I am learning openacc and I am stuck with a loop that works on several arrays, but the number of these arrays is not known at compile time. For instance I have an array of those device pointers (provided elsewhere by cuda), called p, with size n. How can I start a parallel loop with openacc and passing all these pointers in deviceptr()?
From the API documentation it looks like I can only pass pointers one by one. Not an array of them.
You should be able to pass in the array of device pointers via a data directive. Something like the following pseudocode (I’m assuming you’re using C/C++):
float ** p = (float **) malloc(n*sizeof(float *));
for (int i=0; i < n; ++i) {
err = cudaMalloc(&p[i], somesize);
}
#pragma acc enter data copyin(p[:n])
...
#pragma acc parallel loop gang present(p)
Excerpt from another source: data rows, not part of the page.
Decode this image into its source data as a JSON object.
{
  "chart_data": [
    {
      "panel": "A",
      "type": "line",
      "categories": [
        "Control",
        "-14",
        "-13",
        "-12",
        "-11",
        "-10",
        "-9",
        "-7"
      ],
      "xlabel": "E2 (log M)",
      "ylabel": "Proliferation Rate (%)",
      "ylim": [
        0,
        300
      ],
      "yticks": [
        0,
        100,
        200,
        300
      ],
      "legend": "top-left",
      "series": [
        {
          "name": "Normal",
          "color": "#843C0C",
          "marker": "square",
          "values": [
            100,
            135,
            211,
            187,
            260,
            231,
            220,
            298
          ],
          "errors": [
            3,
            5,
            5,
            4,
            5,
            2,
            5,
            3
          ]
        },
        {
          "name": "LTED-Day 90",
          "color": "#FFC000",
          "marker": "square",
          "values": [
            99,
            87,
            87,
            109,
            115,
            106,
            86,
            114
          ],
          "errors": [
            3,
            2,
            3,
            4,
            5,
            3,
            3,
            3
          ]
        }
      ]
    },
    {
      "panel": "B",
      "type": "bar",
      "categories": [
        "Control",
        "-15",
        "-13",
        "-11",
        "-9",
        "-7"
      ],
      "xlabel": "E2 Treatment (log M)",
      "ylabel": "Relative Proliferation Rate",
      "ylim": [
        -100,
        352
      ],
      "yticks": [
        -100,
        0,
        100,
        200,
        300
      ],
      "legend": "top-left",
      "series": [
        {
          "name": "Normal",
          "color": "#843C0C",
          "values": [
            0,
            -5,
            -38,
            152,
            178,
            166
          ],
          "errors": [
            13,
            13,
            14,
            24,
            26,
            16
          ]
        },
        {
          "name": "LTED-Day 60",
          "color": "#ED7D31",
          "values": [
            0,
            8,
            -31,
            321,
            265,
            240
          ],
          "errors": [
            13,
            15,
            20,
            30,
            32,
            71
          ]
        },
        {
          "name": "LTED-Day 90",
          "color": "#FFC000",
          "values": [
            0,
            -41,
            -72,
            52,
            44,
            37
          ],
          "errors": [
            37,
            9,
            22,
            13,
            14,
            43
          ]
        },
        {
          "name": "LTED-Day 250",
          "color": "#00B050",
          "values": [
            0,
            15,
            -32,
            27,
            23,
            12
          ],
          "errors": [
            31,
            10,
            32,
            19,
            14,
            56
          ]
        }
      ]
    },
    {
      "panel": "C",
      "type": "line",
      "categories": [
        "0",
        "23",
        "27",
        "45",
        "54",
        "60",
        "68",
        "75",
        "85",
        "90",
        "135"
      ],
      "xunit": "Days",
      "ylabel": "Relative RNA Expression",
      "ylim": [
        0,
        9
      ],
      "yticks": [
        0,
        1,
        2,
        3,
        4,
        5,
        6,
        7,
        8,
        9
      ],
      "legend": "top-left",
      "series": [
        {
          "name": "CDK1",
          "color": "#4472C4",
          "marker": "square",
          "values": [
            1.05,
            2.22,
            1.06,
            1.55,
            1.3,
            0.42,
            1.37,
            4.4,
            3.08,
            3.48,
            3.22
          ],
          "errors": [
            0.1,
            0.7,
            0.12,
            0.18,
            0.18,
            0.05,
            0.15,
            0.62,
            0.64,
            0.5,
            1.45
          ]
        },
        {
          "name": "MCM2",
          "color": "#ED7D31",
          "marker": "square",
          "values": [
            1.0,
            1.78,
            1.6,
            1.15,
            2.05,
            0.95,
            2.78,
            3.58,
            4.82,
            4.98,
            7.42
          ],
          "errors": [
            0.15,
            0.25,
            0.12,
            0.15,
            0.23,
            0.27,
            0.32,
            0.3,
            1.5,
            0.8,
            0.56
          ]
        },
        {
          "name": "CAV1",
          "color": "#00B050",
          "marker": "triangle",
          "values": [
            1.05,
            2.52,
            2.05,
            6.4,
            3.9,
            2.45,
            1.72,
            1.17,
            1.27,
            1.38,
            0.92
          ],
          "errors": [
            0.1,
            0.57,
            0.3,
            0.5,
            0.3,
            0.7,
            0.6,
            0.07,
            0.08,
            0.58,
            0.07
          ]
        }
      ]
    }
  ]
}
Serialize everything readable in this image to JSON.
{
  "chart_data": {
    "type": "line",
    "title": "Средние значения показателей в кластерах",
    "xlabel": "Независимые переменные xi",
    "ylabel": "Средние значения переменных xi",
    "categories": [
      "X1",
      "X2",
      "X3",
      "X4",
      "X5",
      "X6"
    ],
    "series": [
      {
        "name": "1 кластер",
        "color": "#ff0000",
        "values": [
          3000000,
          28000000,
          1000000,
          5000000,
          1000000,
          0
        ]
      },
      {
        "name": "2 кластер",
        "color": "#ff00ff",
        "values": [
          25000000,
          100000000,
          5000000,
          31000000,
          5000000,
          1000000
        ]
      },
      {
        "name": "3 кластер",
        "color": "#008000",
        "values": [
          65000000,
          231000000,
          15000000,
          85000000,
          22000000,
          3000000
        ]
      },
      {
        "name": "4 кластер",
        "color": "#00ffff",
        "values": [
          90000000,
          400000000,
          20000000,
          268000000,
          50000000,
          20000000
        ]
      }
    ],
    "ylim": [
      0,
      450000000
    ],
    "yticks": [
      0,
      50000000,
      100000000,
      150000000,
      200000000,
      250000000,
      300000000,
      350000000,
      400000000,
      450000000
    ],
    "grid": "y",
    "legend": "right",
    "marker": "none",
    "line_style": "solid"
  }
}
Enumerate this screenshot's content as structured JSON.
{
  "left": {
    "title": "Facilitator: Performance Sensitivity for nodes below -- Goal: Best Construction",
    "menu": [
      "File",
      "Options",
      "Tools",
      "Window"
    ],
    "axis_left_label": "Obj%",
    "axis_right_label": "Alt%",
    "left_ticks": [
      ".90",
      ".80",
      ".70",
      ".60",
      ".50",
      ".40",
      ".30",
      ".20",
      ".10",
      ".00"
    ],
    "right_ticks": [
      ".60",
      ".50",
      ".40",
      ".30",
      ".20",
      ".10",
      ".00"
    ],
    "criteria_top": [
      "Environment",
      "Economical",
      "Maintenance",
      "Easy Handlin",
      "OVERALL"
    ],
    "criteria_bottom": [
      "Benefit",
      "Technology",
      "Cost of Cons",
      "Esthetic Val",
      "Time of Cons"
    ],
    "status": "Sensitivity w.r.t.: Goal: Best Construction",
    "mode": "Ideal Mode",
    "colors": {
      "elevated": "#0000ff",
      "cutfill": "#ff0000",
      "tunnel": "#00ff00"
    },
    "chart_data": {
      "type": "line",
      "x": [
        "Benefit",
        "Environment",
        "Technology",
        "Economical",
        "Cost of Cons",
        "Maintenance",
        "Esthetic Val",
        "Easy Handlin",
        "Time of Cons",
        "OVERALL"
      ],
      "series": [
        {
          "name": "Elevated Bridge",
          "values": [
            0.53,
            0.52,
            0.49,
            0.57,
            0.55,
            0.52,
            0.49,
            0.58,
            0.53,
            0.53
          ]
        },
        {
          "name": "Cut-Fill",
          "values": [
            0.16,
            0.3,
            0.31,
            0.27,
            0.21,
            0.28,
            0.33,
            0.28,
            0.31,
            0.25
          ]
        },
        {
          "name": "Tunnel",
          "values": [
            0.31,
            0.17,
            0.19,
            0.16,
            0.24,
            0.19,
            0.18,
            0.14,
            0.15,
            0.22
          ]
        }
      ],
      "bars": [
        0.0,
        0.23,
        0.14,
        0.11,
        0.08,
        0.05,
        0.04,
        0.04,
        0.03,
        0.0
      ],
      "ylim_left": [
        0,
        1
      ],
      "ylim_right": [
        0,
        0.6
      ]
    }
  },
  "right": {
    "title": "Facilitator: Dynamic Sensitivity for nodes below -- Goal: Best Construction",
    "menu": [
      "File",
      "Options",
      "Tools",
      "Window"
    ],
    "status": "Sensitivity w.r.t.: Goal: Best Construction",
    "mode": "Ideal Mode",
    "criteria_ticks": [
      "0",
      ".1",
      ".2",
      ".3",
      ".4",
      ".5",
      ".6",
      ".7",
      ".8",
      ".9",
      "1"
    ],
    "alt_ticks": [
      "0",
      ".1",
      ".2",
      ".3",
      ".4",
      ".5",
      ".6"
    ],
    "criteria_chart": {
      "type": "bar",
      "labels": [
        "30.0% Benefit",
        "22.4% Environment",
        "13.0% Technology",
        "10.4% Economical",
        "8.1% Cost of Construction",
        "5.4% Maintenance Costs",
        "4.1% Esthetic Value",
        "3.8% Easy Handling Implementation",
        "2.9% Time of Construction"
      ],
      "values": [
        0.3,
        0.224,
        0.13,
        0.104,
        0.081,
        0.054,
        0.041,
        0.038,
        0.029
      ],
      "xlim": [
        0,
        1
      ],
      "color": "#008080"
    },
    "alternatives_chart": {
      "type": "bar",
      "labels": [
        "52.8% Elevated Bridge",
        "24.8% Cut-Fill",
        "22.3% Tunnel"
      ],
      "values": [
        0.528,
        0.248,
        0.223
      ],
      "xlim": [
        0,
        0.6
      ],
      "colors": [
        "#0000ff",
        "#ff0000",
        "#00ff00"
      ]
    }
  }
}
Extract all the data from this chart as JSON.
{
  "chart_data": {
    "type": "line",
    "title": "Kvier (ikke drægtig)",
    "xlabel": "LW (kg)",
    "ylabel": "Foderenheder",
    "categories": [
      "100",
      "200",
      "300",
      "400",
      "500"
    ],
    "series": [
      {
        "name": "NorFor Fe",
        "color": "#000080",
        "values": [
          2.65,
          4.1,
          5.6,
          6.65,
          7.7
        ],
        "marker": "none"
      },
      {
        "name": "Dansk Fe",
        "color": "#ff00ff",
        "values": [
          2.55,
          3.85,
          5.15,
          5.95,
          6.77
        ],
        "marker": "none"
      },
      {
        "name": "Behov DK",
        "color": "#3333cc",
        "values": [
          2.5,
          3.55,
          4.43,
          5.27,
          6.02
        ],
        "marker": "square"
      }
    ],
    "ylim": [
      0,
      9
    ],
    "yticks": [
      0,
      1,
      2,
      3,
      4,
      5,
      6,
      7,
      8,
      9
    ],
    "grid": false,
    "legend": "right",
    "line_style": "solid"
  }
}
for (int arrNum = 0; arrNum < n; ++arrNum) {
#pragma acc loop vector
for (int eleNum=0; eleNum < sizeofArr ; ++eleNum) {
p[arrNum][eleNum] = something;
}
}
Thank you for this idea. I did not realize that simply having the pointer on the device told enough to the compiler. I will try as soon as possible.
Now I don’t really see whether there is a point to the present(p) here. I could simply have the copyin directly in the #pragma acc parallel loop I guess?
I put “p” in an outer unstructured data region so it could be used across multiple compute regions. If you only used it in this one region, then yes, you can replace present with copyin. But if there are more than one, then you have extra data movement.
The “copy” data clauses use “present_or” semantics meaning if the data is already present in an outer data region, then don’t do the create or copy. This can be useful in cases where you don’t know if the incoming data is present or not, but for cases where it’s expected to be present, then using the “present” clause is considered best practice.